Critical race theory originated in the sixties and has been practiced across time by many authors and academics with increasing frequency due to heightened awareness of institutional and systemic racism. Critical race theory has no agenda except to show intersectionality or how race, class, gender, and disability connect with inequality, but according to Stark,
There is no systemic racism in America created by our Founding Fathers — the racism is the project of the godless Democrat party that has rejected god, family, faith and America and embraced secularism in the form of Marxism.
Stark also sees education as necessarily connected with Christianity, which he blatantly states,
My district will continue to teach the Christian heritage and origins of the American Republic focusing on primary source documents from the founding era.
Here is a hard-right-leaning conservative denying systemic racism and enforcing a Christian heritage as the history of America using documents written by the founding fathers.
Nothing biased about Stark.
Stark illustrates perfectly the need for critical race theory in the US. Hundreds of years of Christian-dominated culture not only pollutes his view of history but denies the obvious truth that many cultures and religions built the US. More than that, Stark shows the need for critical race theory because his bias towards a Christian education stands in sharp contrast to the fact that the US has a large population of non-Christians. Even more astounding is his complete disregard of separation of church and state: a requirement for public education, which he should know being a member of the academia.

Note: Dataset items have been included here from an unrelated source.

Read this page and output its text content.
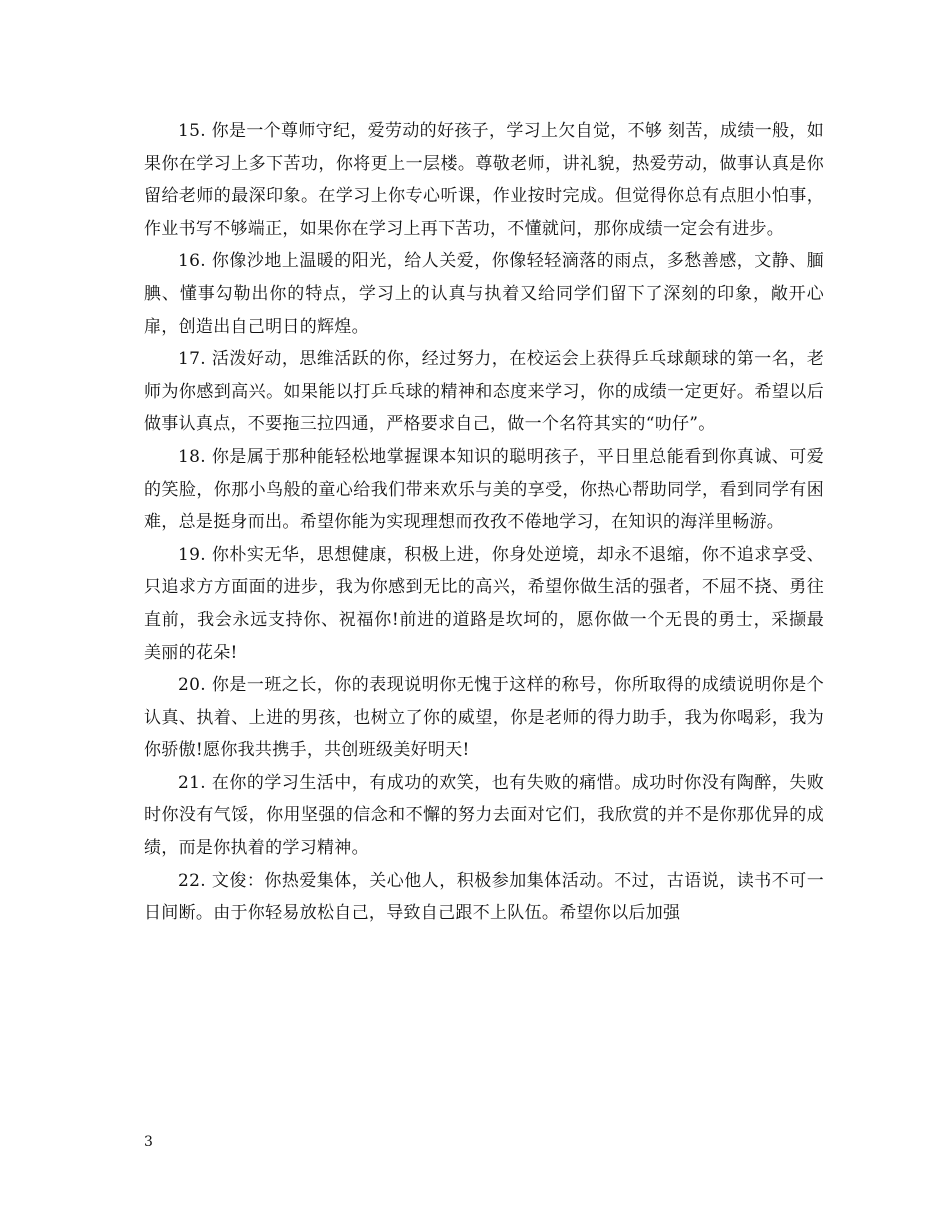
15. 你是一个尊师守纪，爱劳动的好孩子，学习上欠自觉，不够 刻苦，成绩一般，如果你在学习上多下苦功，你将更上一层楼。尊敬老师，讲礼貌，热爱劳动，做事认真是你留给老师的最深印象。在学习上你专心听课，作业按时完成。但觉得你总有点胆小怕事，作业书写不够端正，如果你在学习上再下苦功，不懂就问，那你成绩一定会有进步。

16. 你像沙地上温暖的阳光，给人关爱，你像轻轻滴落的雨点，多愁善感，文静、腼腆、懂事勾勒出你的特点，学习上的认真与执着又给同学们留下了深刻的印象，敞开心扉，创造出自己明日的辉煌。

17. 活泼好动，思维活跃的你，经过努力，在校运会上获得乒乓球颠球的第一名，老师为你感到高兴。如果能以打乒乓球的精神和态度来学习，你的成绩一定更好。希望以后做事认真点，不要拖三拉四通，严格要求自己，做一个名符其实的“叻仔”。

18. 你是属于那种能轻松地掌握课本知识的聪明孩子，平日里总能看到你真诚、可爱的笑脸，你那小鸟般的童心给我们带来欢乐与美的享受，你热心帮助同学，看到同学有困难，总是挺身而出。希望你能为实现理想而孜孜不倦地学习，在知识的海洋里畅游。

19. 你朴实无华，思想健康，积极上进，你身处逆境，却永不退缩，你不追求享受、只追求方方面面的进步，我为你感到无比的高兴，希望你做生活的强者，不屈不挠、勇往直前，我会永远支持你、祝福你!前进的道路是坎坷的，愿你做一个无畏的勇士，采撷最美丽的花朵!

20. 你是一班之长，你的表现说明你无愧于这样的称号，你所取得的成绩说明你是个认真、执着、上进的男孩，也树立了你的威望，你是老师的得力助手，我为你喝彩，我为你骄傲!愿你我共携手，共创班级美好明天!

21. 在你的学习生活中，有成功的欢笑，也有失败的痛惜。成功时你没有陶醉，失败时你没有气馁，你用坚强的信念和不懈的努力去面对它们，我欣赏的并不是你那优异的成绩，而是你执着的学习精神。

22. 文俊：你热爱集体，关心他人，积极参加集体活动。不过，古语说，读书不可一日间断。由于你轻易放松自己，导致自己跟不上队伍。希望你以后加强

3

Not only has Stark evidenced the need for critical race theory but shows where to aim it. The superintendent of a school system in a state with less than 780,000 people, of which approximately 74% are white and mostly Christian, believes liberals are descending on this world and that it’s “…time to move away from godless corrupt woke, left-wing ideology and back to the devout Christ-centered Republic the founders envisioned.”
Critical race theory has never been taught in North Dakota, but so great is this enemy that Governor Doug Burgum signed a bill outlawing the teaching of critical race theory.
North Dakota not only needs critical race theory but perhaps more qualified educators.